He was delivering a public lecture at University of London School of African and Oriental Studies (SOAS) on Tuesday, which run under the theme: “Moving an African Society from Poverty to Prosperity. Challenges and Opportunities”.
The Malawi leader delivered the intellectual talk upon being invited by the school’s authorities, and was attended by University professors, deans of faculties and students of the London University.
“The truth is that every year, more wealth leaves Africa than the aid and loans that enter the continent. While Africa receives about $162 billion every year, about $203 billion leaves the continent to Europe. Africa is losing $41 billion or 32 billion pounds every year. This is according to Honest Accounts 2017 Report, also published in The Guardian— your paper here.
“The narrative that Africa is a poor continent is constructed and popularised to justify aid and overshadow the exploitation of the continent.
“We are made to believe that Africa is a corruption-infested continent full of bad leadership because the world has to be kept blind from this global syndicate of exploitation. We are convinced to find a reason to blame Africans for their situation,” said Mutharika.

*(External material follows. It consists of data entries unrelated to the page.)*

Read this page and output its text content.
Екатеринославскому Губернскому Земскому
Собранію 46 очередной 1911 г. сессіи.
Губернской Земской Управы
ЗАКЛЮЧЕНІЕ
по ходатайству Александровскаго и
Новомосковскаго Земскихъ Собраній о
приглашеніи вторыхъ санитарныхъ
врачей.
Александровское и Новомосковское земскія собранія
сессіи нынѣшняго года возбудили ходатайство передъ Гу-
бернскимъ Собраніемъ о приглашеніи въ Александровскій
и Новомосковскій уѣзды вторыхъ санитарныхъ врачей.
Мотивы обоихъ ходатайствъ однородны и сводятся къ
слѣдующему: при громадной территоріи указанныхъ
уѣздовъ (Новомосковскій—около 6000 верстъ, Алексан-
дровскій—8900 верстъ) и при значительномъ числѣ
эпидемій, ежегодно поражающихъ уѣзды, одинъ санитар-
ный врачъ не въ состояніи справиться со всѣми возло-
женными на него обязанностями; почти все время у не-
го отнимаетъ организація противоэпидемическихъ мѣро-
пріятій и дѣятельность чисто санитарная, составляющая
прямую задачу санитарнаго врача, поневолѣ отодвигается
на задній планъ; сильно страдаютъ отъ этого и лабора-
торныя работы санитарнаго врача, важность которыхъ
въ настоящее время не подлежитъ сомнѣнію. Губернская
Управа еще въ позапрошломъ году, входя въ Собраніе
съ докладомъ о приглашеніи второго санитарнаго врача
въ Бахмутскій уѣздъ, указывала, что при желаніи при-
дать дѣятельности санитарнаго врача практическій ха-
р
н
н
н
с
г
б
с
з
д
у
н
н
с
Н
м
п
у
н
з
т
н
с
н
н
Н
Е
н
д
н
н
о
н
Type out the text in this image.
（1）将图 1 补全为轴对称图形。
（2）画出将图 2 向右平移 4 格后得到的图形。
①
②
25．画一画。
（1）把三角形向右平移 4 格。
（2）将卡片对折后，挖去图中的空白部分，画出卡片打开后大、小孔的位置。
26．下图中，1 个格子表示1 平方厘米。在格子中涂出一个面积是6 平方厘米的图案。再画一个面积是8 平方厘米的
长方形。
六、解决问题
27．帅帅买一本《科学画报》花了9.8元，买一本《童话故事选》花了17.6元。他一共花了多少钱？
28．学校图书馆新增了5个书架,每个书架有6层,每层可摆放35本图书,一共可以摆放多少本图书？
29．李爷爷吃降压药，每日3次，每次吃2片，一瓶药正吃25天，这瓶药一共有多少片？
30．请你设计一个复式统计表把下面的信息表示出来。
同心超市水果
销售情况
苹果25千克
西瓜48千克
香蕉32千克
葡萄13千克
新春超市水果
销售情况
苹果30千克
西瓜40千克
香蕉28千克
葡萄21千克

Mutharika said Africa must refuse to accept it is a poor continent, saying it is such change of mindset that would propel the continent to development.
“In moving an African country from poverty to prosperity, it matters all the way to set out from a position of positive thinking and a positive self-concept. We need to reject and unlearn all the myths, stereotypes and negative concepts of African people. We cannot achieve anything positive with negative thinking,” he said.
He, however, said the problem was not foreign investment itself, but the problem has been the motive and the manner in which it has been practiced.
“It would be missing the point to demonise foreign investment just because it has been used as a form of exploitation. There are countries which have developed because of foreign direct investment. Some countries in Europe have developed because of the Marshall Plan and the huge sums of funds transferred from the US to Europe after Second World War.
“On the contrary, aid has never developed any country anywhere. No country has ever developed because of aid. At best, aid can only be a stop-gap measure in the transition to economic autonomy if that aid is invested in production sectors of the economy such as agriculture and energy,” said Mutharika.
The lecture was moderated by Baroness Valerie Amos of Brondesbury, the first black woman to serve as a Minister in the British cabinet and in the House of Lords. Valerie was also an adviser to the Mandela Government on leadership and change management issues.
Valerie also served as UK High Commissioner to Australia before joining the UN in 2010 as Undersecretary General for Humanitarian Affairs and Emergency Relief Coordinator.
The University of London contains 18 member institutions, central academic bodies and research institutes. The university has over 52,000 distance learning external students and 161,270 campus-based internal students, making it the largest university by number of students in the United Kingdom.